The transition period between paradigms was neither quick nor calm. Because of the subjective nature of deciding which evidence was "significant" and which anomalies could be disregarded, pure logic, Kuhn argued, was never the determiner for the new paradigm. Rather, the usefulness of the new paradigm — whether it gave further work to normal science — and whether it seemed, in the eyes of the practitioners, to be a likely solution, played high. And sometimes, as Max Planck observed, and Kuhn quoted (SSR, p. 151):
According to Kuhn, the scientific paradigms before and after a paradigm shift are so different that their theories are incomparable. The paradigm shift does not just change a single theory, it changes the way that words are defined, the way that the scientists look at their subject and, perhaps most importantly, the questions that are considered valid and the rules used to determine the truth of a particular theory. Kuhn went so far as to say that they were incommensurable — literally, lacking comparison, untranslatable. New theories were not, as they had thought of before, simply extensions of old theories, but radically new worldviews whose basic axioms and first-principles were different from the theories they replaced. This incommensurability applies not just before and after a paradigm shift, but between conflicting paradigms. It is simply not possible, according to Kuhn, to construct an impartial language that can be used to perform a neutral comparison between conflicting paradigms, because the very terms used belong within the paradigm and are therefore different in different paradigms.

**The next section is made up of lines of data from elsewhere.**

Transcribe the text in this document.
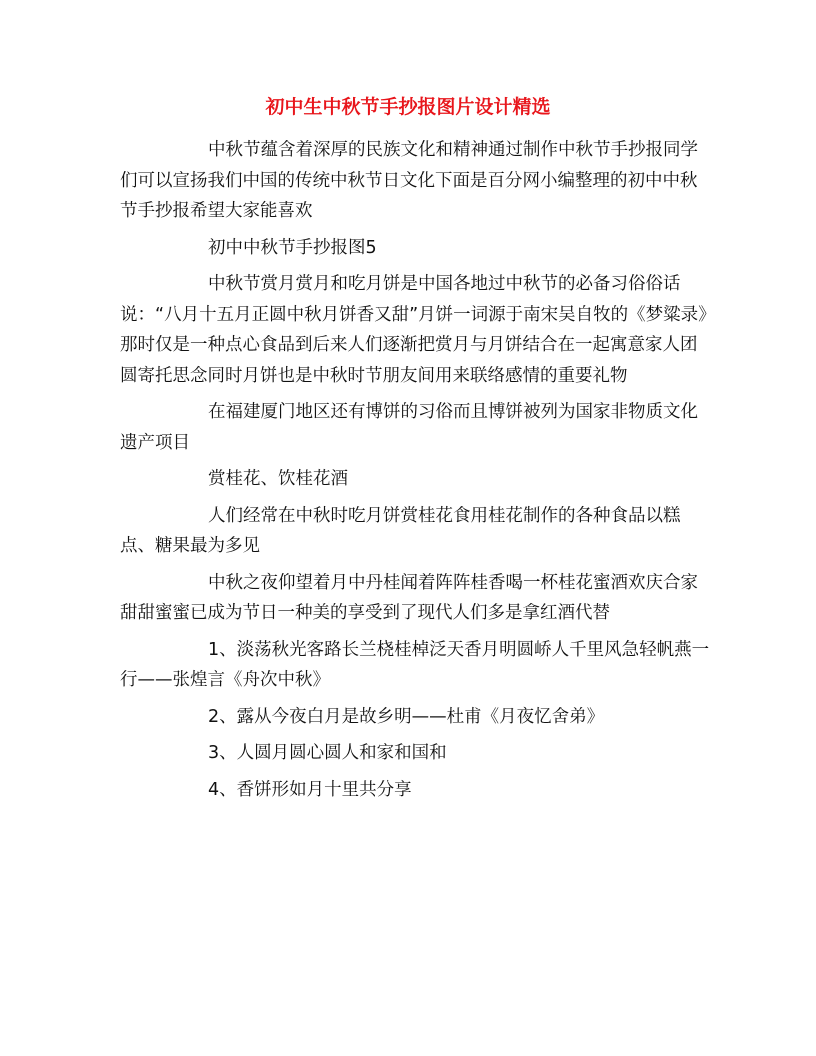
初中生中秋节手抄报图片设计精选

中秋节蕴含着深厚的民族文化和精神通过制作中秋节手抄报同学们可以宣扬我们中国的传统中秋节日文化下面是百分网小编整理的初中中秋节手抄报希望大家能喜欢

初中中秋节手抄报图5

中秋节赏月赏月和吃月饼是中国各地过中秋节的必备习俗俗话说：“八月十五月正圆中秋月饼香又甜”月饼一词源于南宋吴自牧的《梦粱录》那时仅是一种点心食品到后来人们逐渐把赏月与月饼结合在一起寓意家人团圆寄托思念同时月饼也是中秋时节朋友间用来联络感情的重要礼物

在福建厦门地区还有博饼的习俗而且博饼被列为国家非物质文化遗产项目

赏桂花、饮桂花酒

人们经常在中秋时吃月饼赏桂花食用桂花制作的各种食品以糕点、糖果最为多见

中秋之夜仰望着月中丹桂闻着阵阵桂香喝一杯桂花蜜酒欢庆合家甜甜蜜蜜已成为节日一种美的享受到了现代人们多是拿红酒代替

1、淡荡秋光客路长兰桡桂棹泛天香月明圆峤人千里风急轻帆燕一行——张煌言《舟次中秋》

2、露从今夜白月是故乡明——杜甫《月夜忆舍弟》

3、人圆月圆心圆人和家和国和

4、香饼形如月十里共分享
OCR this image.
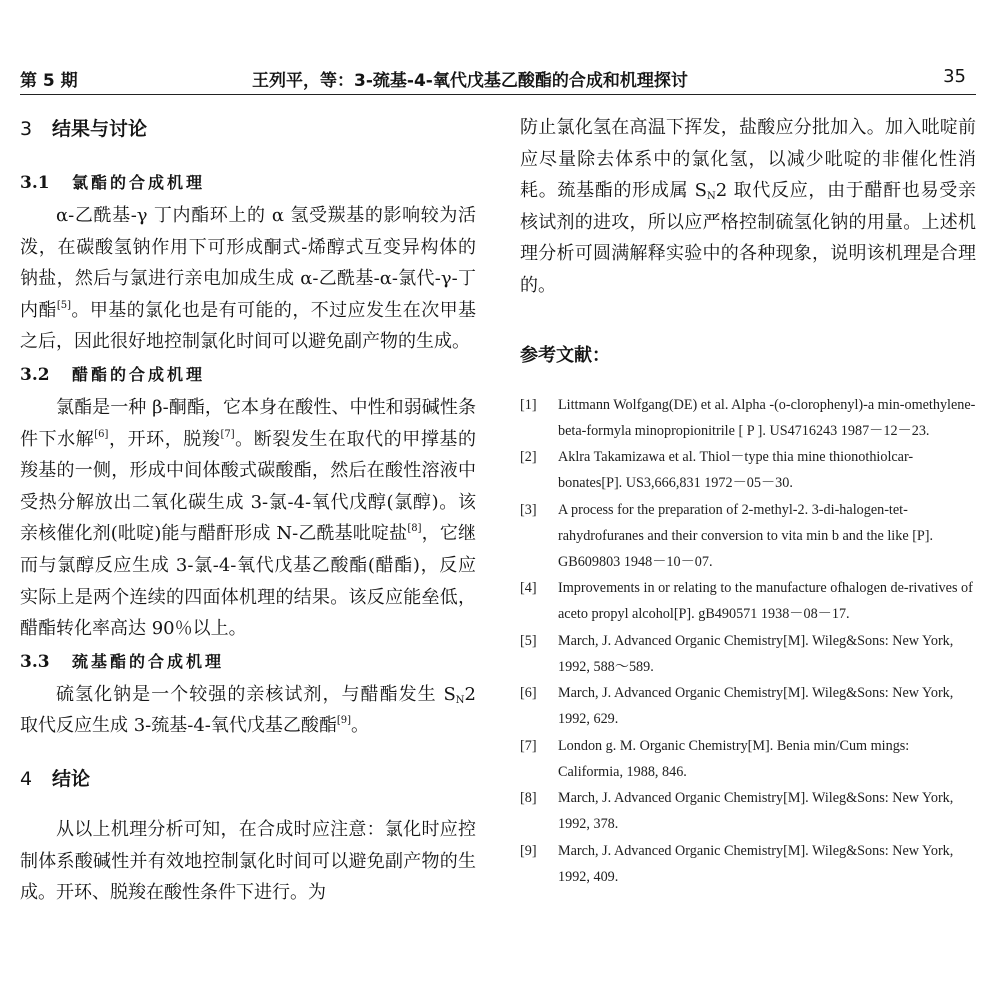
第 5 期	王列平，等：3-巯基-4-氧代戊基乙酸酯的合成和机理探讨	35
3 结果与讨论
3.1 氯酯的合成机理

α-乙酰基-γ 丁内酯环上的 α 氢受羰基的影响较为活泼，在碳酸氢钠作用下可形成酮式-烯醇式互变异构体的钠盐，然后与氯进行亲电加成生成 α-乙酰基-α-氯代-γ-丁内酯[5]。甲基的氯化也是有可能的，不过应发生在次甲基之后，因此很好地控制氯化时间可以避免副产物的生成。

3.2 醋酯的合成机理

氯酯是一种 β-酮酯，它本身在酸性、中性和弱碱性条件下水解[6]，开环，脱羧[7]。断裂发生在取代的甲撑基的羧基的一侧，形成中间体酸式碳酸酯，然后在酸性溶液中受热分解放出二氧化碳生成 3-氯-4-氧代戊醇(氯醇)。该亲核催化剂(吡啶)能与醋酐形成 N-乙酰基吡啶盐[8]，它继而与氯醇反应生成 3-氯-4-氧代戊基乙酸酯(醋酯)，反应实际上是两个连续的四面体机理的结果。该反应能垒低，醋酯转化率高达 90％以上。

3.3 巯基酯的合成机理

硫氢化钠是一个较强的亲核试剂，与醋酯发生 $S_N2$ 取代反应生成 3-巯基-4-氧代戊基乙酸酯[9]。

4 结论

从以上机理分析可知，在合成时应注意：氯化时应控制体系酸碱性并有效地控制氯化时间可以避免副产物的生成。开环、脱羧在酸性条件下进行。为

防止氯化氢在高温下挥发，盐酸应分批加入。加入吡啶前应尽量除去体系中的氯化氢，以减少吡啶的非催化性消耗。巯基酯的形成属 $S_N2$ 取代反应，由于醋酐也易受亲核试剂的进攻，所以应严格控制硫氢化钠的用量。上述机理分析可圆满解释实验中的各种现象，说明该机理是合理的。

参考文献：
[1] Littmann Wolfgang(DE) et al. Alpha -(o-clorophenyl)-a min-omethylene-beta-formyla minopropionitrile [ P ]. US4716243 1987－12－23.
[2] Aklra Takamizawa et al. Thiol－type thia mine thionothiolcar-bonates[P]. US3,666,831 1972－05－30.
[3] A process for the preparation of 2-methyl-2. 3-di-halogen-tet-rahydrofuranes and their conversion to vita min b and the like [P]. GB609803 1948－10－07.
[4] Improvements in or relating to the manufacture ofhalogen de-rivatives of aceto propyl alcohol[P]. gB490571 1938－08－17.
[5] March, J. Advanced Organic Chemistry[M]. Wileg&Sons: New York, 1992, 588～589.
[6] March, J. Advanced Organic Chemistry[M]. Wileg&Sons: New York, 1992, 629.
[7] London g. M. Organic Chemistry[M]. Benia min/Cum mings: Califormia, 1988, 846.
[8] March, J. Advanced Organic Chemistry[M]. Wileg&Sons: New York, 1992, 378.
[9] March, J. Advanced Organic Chemistry[M]. Wileg&Sons: New York, 1992, 409.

This has important implications for other attempts to explain scientific progress. Kuhn (SSR, section XII) points out that the probabilistic tools used by verificationists are in themselves inadequate to the task of deciding between conflicting theories, since they are a component of the very paradigms they seek to compare. Similarly, observations intended to falsify a statement will be part of one of the paradigms they seek to compare, and so inadequate to the task. Advocates of such paradigms are in an insidious position: "Though each may hope to convert the other to his way of seeing science and its problems, neither may hope to prove his case. The competition between paradigms is not the sort of battle that can be resolved by proof." (SSR, p. 148).
Kuhn attributes the success of science to the way in which scientists are able to work within a paradigm, removing the need to repeatedly work from first principles. For Kuhn, it is that scientists work within a particular kind of community that explains the astonishing success of science: "The scientific community is a supremely efficient instrument for maximizing the number and precision of the problem solved through paradigm change." (SSR, p. 169).